During the day Charlie had played backgammon with the King, with Edward looking on down his long straight nose. During the night Charlie and the Lions slept all together in a pile, like kittens in a basket, and they were snug as could be.
Then, on the third morning, the sun peeking out through rip
s in the grey sky began to thaw the green layers on the train’s windows, and the world became visible again. It appeared through the drips and rushing wetness of the thaw like islands rising from the sea. Rattling and banging and hissing sounds told of busy activity outside, the solar panels started to recharge the engine, and a boosterwagon arrived bringing extra power. The heating started up again: breakfast would be served, a little late, but hot, with eggs and coffee. The huge sigh of relief that rose off everybody on the train merely hastened the melting.
By the early afternoon the line was clear. Soon after, the warmed-up train resumed its journey, chugging gently at first and then faster and stronger through the great mountains, visible now in all their high and snowy glory; chuffing across the Alps, through the tunnel at Simplon, and down the wide broad slopes on the other side to Italy and Venice.
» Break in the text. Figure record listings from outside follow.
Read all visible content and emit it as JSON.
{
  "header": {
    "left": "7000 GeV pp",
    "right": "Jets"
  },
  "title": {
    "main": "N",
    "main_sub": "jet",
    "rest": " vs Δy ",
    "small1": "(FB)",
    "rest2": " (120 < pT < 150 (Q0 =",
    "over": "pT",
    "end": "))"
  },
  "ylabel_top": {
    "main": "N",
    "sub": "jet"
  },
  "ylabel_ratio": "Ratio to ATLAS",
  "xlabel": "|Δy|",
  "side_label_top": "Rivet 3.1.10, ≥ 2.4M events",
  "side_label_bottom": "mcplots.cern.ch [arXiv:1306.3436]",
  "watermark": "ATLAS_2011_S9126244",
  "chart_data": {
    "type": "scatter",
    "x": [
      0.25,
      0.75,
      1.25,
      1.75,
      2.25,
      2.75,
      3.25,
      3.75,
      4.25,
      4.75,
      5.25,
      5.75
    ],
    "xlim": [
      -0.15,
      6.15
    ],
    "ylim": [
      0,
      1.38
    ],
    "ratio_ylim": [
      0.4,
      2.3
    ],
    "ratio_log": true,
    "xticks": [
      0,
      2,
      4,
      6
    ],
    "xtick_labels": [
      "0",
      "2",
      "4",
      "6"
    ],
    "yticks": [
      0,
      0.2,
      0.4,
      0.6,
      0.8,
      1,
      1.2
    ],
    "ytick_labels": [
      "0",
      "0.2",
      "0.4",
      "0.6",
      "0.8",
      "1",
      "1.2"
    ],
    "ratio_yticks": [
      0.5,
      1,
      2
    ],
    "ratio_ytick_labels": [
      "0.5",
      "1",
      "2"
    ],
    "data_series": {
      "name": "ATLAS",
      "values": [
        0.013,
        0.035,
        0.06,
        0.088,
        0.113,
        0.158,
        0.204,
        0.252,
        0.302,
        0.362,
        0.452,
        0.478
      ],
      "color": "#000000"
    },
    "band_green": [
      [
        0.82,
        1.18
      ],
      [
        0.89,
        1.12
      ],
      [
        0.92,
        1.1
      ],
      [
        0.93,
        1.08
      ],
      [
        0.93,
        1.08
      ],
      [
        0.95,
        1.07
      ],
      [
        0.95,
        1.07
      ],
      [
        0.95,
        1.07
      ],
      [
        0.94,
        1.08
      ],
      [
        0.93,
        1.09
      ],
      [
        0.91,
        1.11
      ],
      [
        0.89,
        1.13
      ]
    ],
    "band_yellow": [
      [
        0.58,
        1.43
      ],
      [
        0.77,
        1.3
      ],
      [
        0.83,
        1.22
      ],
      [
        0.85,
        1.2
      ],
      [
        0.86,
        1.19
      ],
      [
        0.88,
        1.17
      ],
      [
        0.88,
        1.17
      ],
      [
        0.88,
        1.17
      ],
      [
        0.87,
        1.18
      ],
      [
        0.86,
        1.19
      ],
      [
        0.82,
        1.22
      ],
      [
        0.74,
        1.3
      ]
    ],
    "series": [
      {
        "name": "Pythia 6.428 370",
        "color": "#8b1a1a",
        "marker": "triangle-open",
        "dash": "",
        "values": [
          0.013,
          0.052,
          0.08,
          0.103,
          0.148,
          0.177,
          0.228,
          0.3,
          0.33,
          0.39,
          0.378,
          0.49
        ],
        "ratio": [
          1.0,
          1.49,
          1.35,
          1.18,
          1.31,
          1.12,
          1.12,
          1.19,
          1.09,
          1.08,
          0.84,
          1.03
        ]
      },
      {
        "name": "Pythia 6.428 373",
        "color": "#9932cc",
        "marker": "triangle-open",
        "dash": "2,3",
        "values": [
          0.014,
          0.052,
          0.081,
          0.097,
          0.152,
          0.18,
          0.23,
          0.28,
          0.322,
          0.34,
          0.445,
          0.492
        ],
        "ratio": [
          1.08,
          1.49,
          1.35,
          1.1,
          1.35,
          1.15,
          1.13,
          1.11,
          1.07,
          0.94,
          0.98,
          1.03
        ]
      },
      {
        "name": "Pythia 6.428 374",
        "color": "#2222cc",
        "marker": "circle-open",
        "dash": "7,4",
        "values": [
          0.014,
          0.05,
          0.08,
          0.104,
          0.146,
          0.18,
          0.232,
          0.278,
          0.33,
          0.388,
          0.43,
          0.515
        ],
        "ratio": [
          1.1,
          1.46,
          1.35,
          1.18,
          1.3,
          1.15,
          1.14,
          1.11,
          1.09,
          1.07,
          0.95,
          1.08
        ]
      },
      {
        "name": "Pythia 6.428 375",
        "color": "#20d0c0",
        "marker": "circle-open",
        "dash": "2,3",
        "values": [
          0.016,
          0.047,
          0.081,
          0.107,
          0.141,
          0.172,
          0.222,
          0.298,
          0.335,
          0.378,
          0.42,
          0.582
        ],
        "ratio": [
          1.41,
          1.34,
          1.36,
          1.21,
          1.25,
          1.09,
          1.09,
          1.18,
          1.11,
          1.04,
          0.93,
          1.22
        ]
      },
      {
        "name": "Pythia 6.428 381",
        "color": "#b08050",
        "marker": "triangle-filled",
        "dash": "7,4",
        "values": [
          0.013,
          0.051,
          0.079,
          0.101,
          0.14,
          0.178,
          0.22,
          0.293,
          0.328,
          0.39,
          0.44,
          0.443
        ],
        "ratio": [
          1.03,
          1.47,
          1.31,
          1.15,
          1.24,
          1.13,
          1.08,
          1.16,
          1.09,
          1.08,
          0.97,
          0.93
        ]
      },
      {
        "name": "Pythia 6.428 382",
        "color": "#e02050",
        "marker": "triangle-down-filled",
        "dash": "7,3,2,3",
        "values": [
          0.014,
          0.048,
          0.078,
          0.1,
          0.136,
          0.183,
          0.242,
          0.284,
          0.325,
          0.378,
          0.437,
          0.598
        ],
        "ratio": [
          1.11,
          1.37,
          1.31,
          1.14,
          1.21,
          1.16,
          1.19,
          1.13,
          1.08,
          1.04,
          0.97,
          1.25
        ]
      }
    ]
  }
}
Charlie asked Edward for some bandages: ‘One of the Lions has hurt his jaw. We think it may be broken,’ he lied. For a moment Charlie feared that Edward would say a doctor or a vet should see to it, but he said nothing. This was one very good thing about being the Lionboy – no one else could ever have an opinion on what the Lions should do or have done to them. Only for Charlie were they guaranteed to behave (and maybe not even for him, although no one ever wanted to put it to the test).
Charlie took the bandages back to the bathroom and wrapped them carefully round Primo’s jaw and head, tucking the ends in. The result looked like a cross between bandages and a turban. It reminded Charlie of pictures from ancient Egypt, of a mummy-headed animal. But at least Primo’s magnificent, terrible teeth were hidden. It would be a to-do unwrapping him when he needed to eat, but it was necessary.
‘I just don’t want people having heart attacks at the sight of you,’ Charlie explained. ‘Or getting too excited and wanting to …’
He didn’t finish. Primo was quite sad enough without being reminded of how interesting he was to human beings who wouldn’t treat him right. He didn’t mind being in disguise, which was just as well. He just held his head patiently while Charlie furled and wrapped and pinned.